Any claim, dispute, or controversy arising from or relating to these Terms or the supply of Third Party Products and Services (collectively, a “Dispute”) shall initially be referred to the executive management of Compugen and the Customer, who shall attempt to resolve the Dispute in good faith without recourse to legal proceedings. If Compugen and Customer are unable to resolve the Dispute within 10 business days (or such other period as mutually agreed by the parties hereto) from the date the Dispute is referred to them, either party may choose to pursue arbitration. Failing mutual agreement, any Dispute will be resolved exclusively and finally by binding arbitration by a single arbitrator conducted pursuant to the national arbitration rules of the ADR Institute Of Canada, Inc. Notwithstanding any choice of law provision included in this Agreement, this arbitration is subject to the Arbitration Act, 1991 (Ontario), as amended. The arbitration will take place exclusively in Toronto, Ontario. The language of the arbitration shall be conducted in English. Each party involved will bear its own cost of any legal representation, discovery or research required to complete arbitration. The existence or results of any arbitration will be treated as confidential. Notwithstanding anything to the contrary contained herein, all matters pertaining to the collection of amounts due to Compugen under this Agreement may litigated in court rather than through arbitration, at Compugen’s sole discretion.

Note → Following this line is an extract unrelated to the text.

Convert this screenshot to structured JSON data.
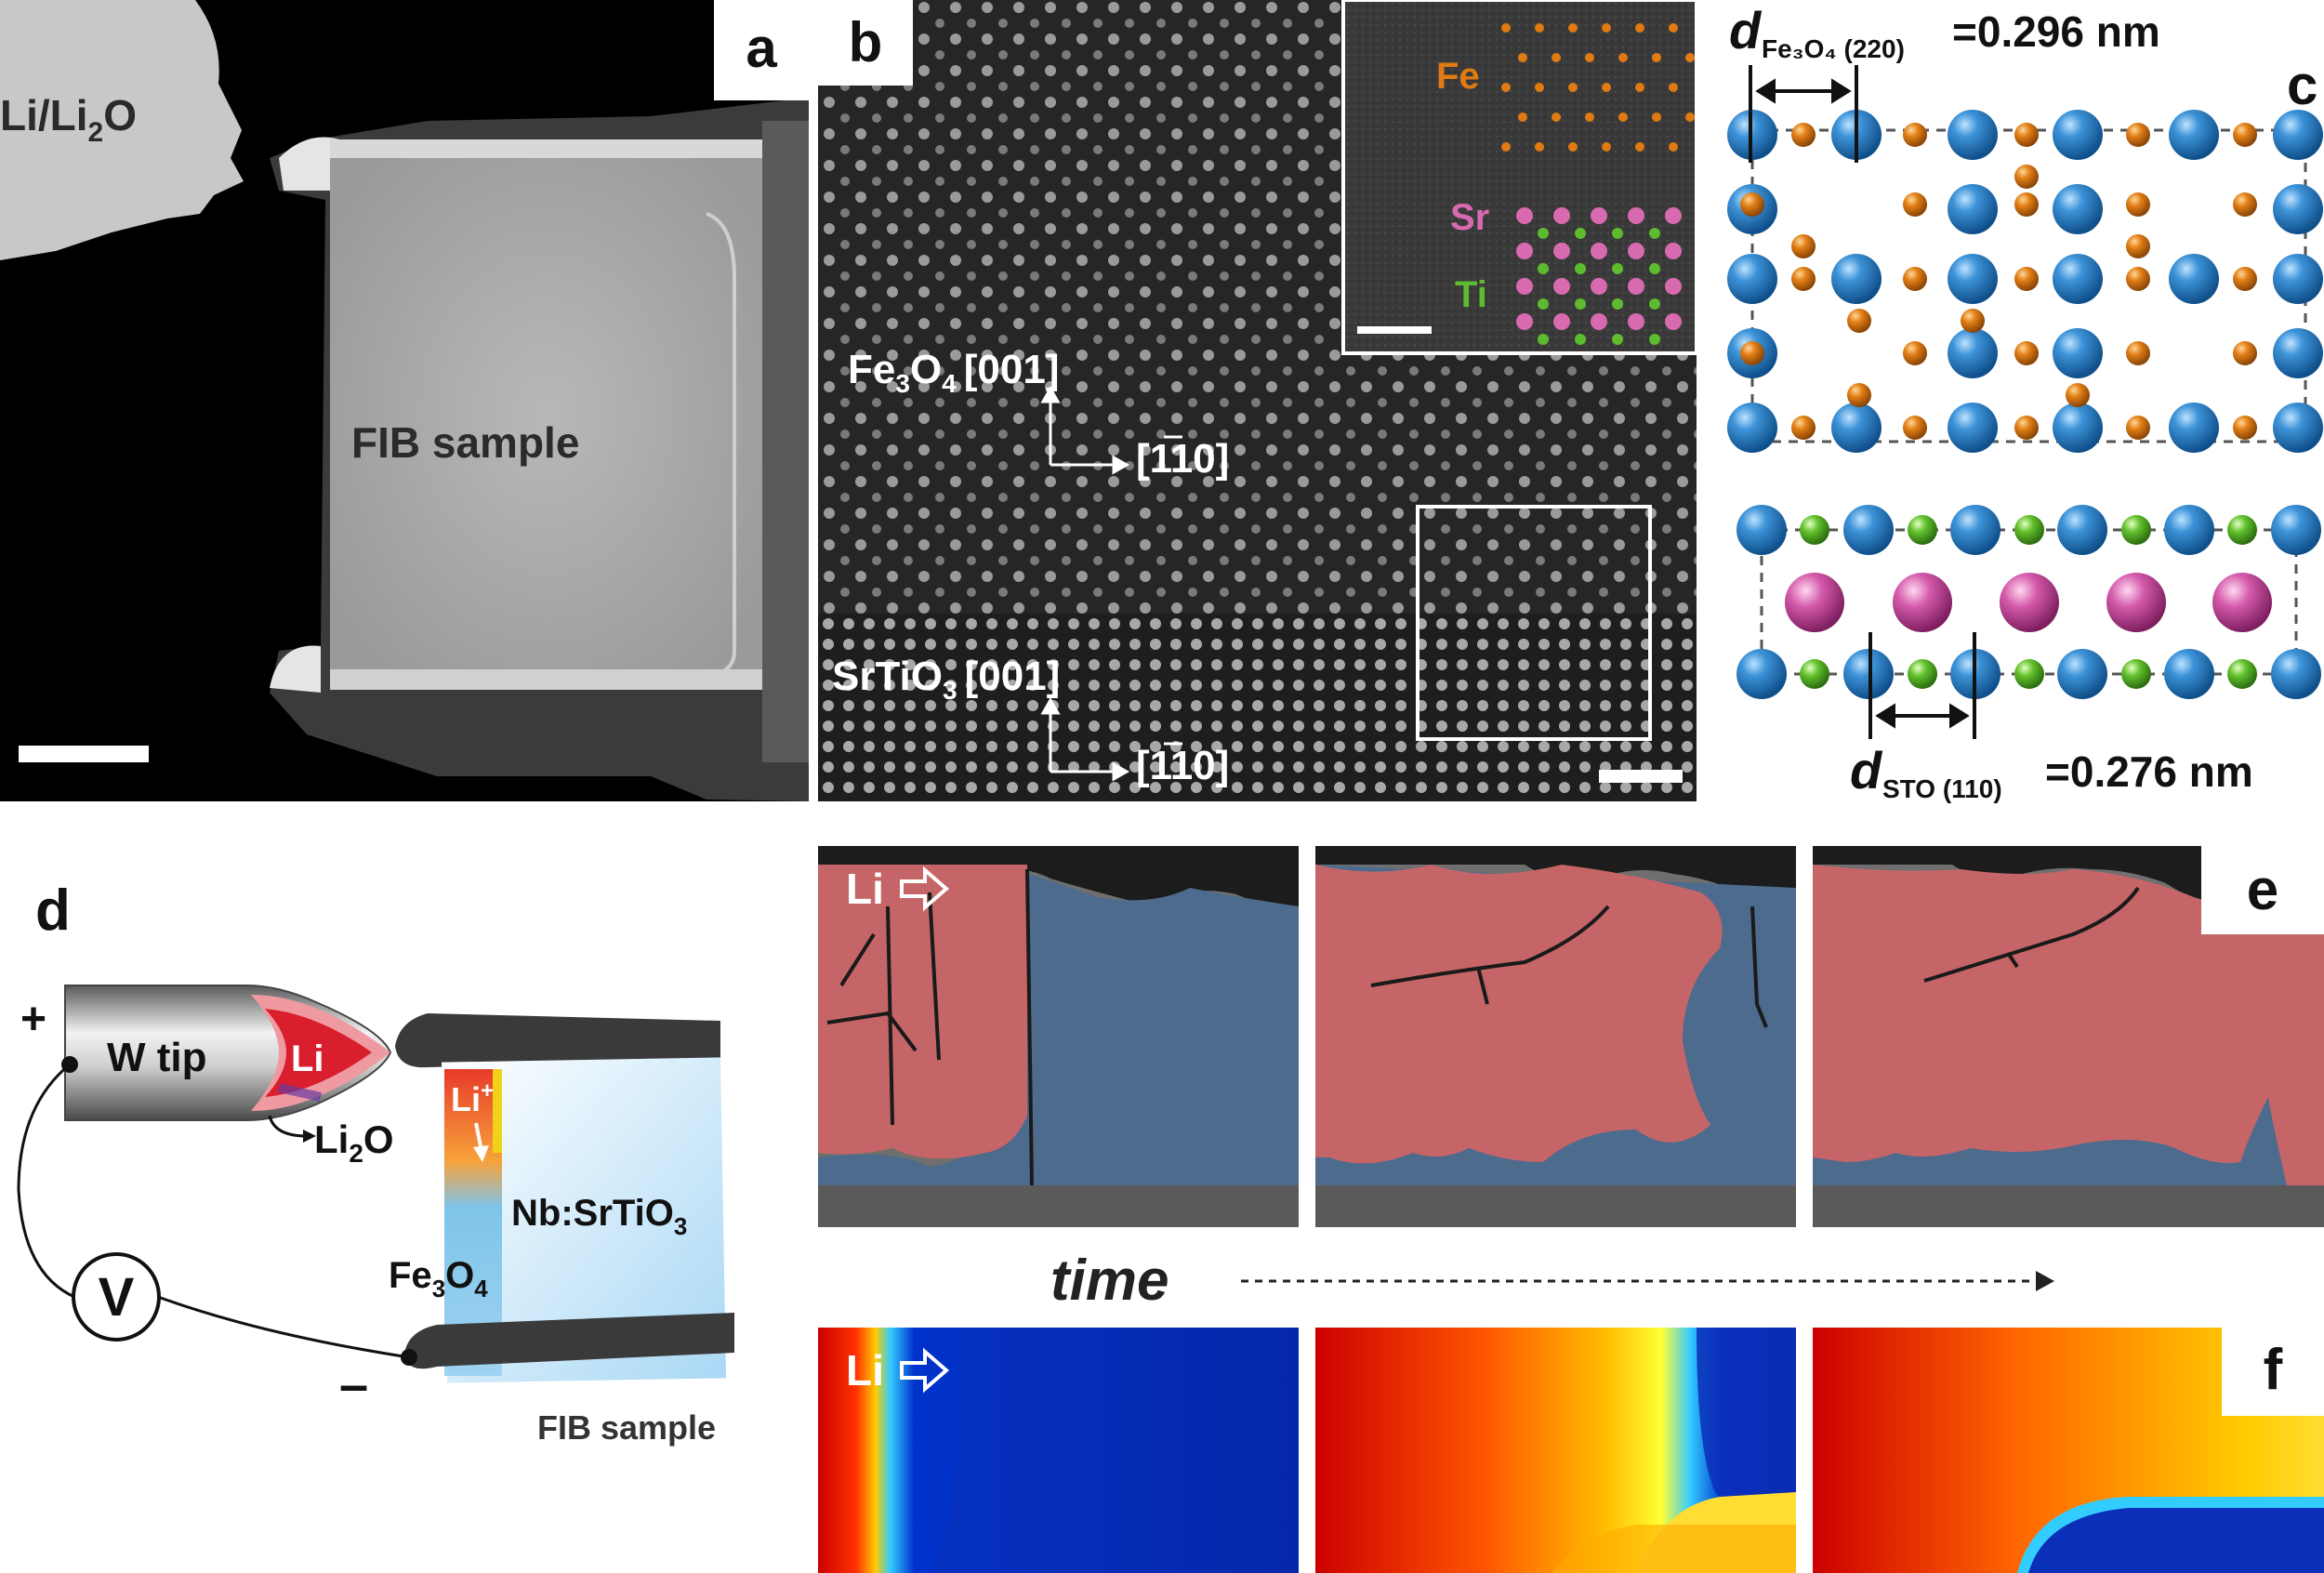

These Terms and any supply of Third Party Products and Services hereunder will be governed by and construed in accordance with the laws of the province of Ontario and the federal laws of Canada applicable therein, without regard to conflicts of laws rules. The rights and remedies provided to Compugen under these Terms are cumulative, are in addition to, and do not limit or prejudice any other right or remedy available at law or in equity.
Compliance with Law
The parties agree to comply with the provisions of all local, provincial, and federal laws that expressly or by implication apply to such party in performing its obligations under this Agreement.
Each party shall not, without the prior written consent of the other party, use such party’s name, logo, or trademark in materials that may be published as part of its marketing efforts.
Compugen may assign or subcontract all or any portion of its rights or obligations with respect to the sale of Third Party Products and Services or assign the right to receive payments, without Customer's consent. Customer may not assign its rights or obligations under these Terms without the prior written consent of Compugen. Subject to the restrictions on assignment contained herein, these Terms will be binding on and enure to the benefit of the parties hereto and their successors and permitted assigns. Any delay or failure by either party to exercise any right or remedy will not constitute a waiver of that party to thereafter enforce such rights. No provision of this Agreement will be deemed waived, amended or modified by either party unless such waiver, amendment or modification is in writing and signed by both parties. If any term or condition of this Agreement is found by a court of competent jurisdiction to be invalid, illegal or otherwise unenforceable, the same shall not affect the other terms or conditions hereof or thereof or the whole of this Agreement. Where the context of this Agreement requires, singular terms shall be considered plural, and plural terms shall be considered singular. The relationship between the parties is that of independent contractors. Notices provided under this Agreement will be given in writing at the address of Compugen and the Customer set out in the Order Form or invoice for the Third Party Products and Services and deemed received upon the earlier of actual receipt, the date of transmission of a notice sent by email or five (5) days after mailing if mailed postage prepaid by regular mail or one (1) day after such notice is sent by courier. Each party agrees that electronic signatures of the parties have the same force and effect as manual signatures.